= Will Liverman =

American operatic baritone (born 1988)

Will Liverman (born May 10, 1988) is an American operatic baritone, described by NPR as 'a new, exciting voice in the opera world'. He has appeared with companies including the Metropolitan Opera, Lyric Opera of Chicago, Dutch National Opera and the BBC Proms. At the Metropolitan Opera, he has performed in several company premieres, including Marnie, Akhnaten', Fire Shut Up in My Bones', and X: The Life and Times of Malcom X. A recipient of the Metropolitan Opera's Beverly Sills Artist Award, Liverman has been nominated for 5 Grammy Awards and has won for Best Opera Recording (Fire Shut Up in My Bones) in 2023.

==Education==

Liverman holds a Master of Music degree from The Juilliard School, where he was a student of Cynthia Hoffmann, and a Bachelor of Music degree from Wheaton College in Illinois.

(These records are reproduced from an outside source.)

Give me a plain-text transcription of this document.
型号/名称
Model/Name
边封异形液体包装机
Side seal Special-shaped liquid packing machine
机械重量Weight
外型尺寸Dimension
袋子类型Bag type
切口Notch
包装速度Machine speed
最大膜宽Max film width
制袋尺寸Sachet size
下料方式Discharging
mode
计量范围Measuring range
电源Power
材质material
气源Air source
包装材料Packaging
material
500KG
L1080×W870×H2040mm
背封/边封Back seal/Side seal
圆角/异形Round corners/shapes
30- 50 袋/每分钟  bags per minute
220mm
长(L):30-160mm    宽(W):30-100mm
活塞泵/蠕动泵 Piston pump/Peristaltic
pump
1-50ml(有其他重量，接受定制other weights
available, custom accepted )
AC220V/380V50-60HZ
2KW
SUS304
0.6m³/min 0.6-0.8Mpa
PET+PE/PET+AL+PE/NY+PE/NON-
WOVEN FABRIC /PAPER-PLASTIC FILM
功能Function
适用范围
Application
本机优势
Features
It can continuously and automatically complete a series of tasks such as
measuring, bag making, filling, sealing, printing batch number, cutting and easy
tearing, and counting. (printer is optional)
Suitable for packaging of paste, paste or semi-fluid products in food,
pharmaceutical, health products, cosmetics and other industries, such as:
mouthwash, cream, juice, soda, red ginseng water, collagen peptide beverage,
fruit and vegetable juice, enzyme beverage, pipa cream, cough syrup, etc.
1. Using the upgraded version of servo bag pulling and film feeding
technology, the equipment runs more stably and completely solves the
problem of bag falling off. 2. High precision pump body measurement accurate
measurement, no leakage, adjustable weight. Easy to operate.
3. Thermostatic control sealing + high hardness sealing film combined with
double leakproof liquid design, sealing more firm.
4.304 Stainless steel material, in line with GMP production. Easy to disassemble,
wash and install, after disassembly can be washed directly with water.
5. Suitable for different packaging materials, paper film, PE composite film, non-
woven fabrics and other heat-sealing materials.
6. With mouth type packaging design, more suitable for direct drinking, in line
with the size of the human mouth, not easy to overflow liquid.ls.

He is an alumnus of the Ryan Opera Center.

==Career==
===Opera===
Liverman's major operatic appearances to date include playing Malcolm X in the Metropolitan Opera's 2023 production of X: The Life and Times of Malcolm X, music by Anthony Davis, libretto by Thulani Davis; and the lead in the Metropolitan Opera's 2021 production of Fire Shut Up in My Bones. The production, which opened the 2021–2022 season, featured an all-black cast, and was the first opera by a black composer to be performed at the Metropolitan Opera. Liverman retained the role in the 2022 Lyric Opera of Chicago production of the same opera.

===Composing===
Liverman collaborated with DJ and recording artist K-Rico to create a non-traditional opera The Factotum. Inspired by Rossini's The Barber of Seville, it takes place in a barbershop in present-day Chicago. As well as operatic singing, The Factotum features gospel, R&B and hip hop music, among other genres. Liverman described the work as 'a celebration of being black'.

===Other work===
Liverman's 2021 album, Dreams of a New Day: Songs by Black Composers, a collaboration with pianist Paul Sanchez, made it to number one on Billboard's Traditional Classical Albums chart. It has also been nominated for the Grammy Award for Best Classical Solo Vocal Album.

Norman Lebrecht, writing in The Critic, described his 'pleasure and affirmation' in listening to the album, and wrote: 'Liverman summons up a gamut of emotions and colours'.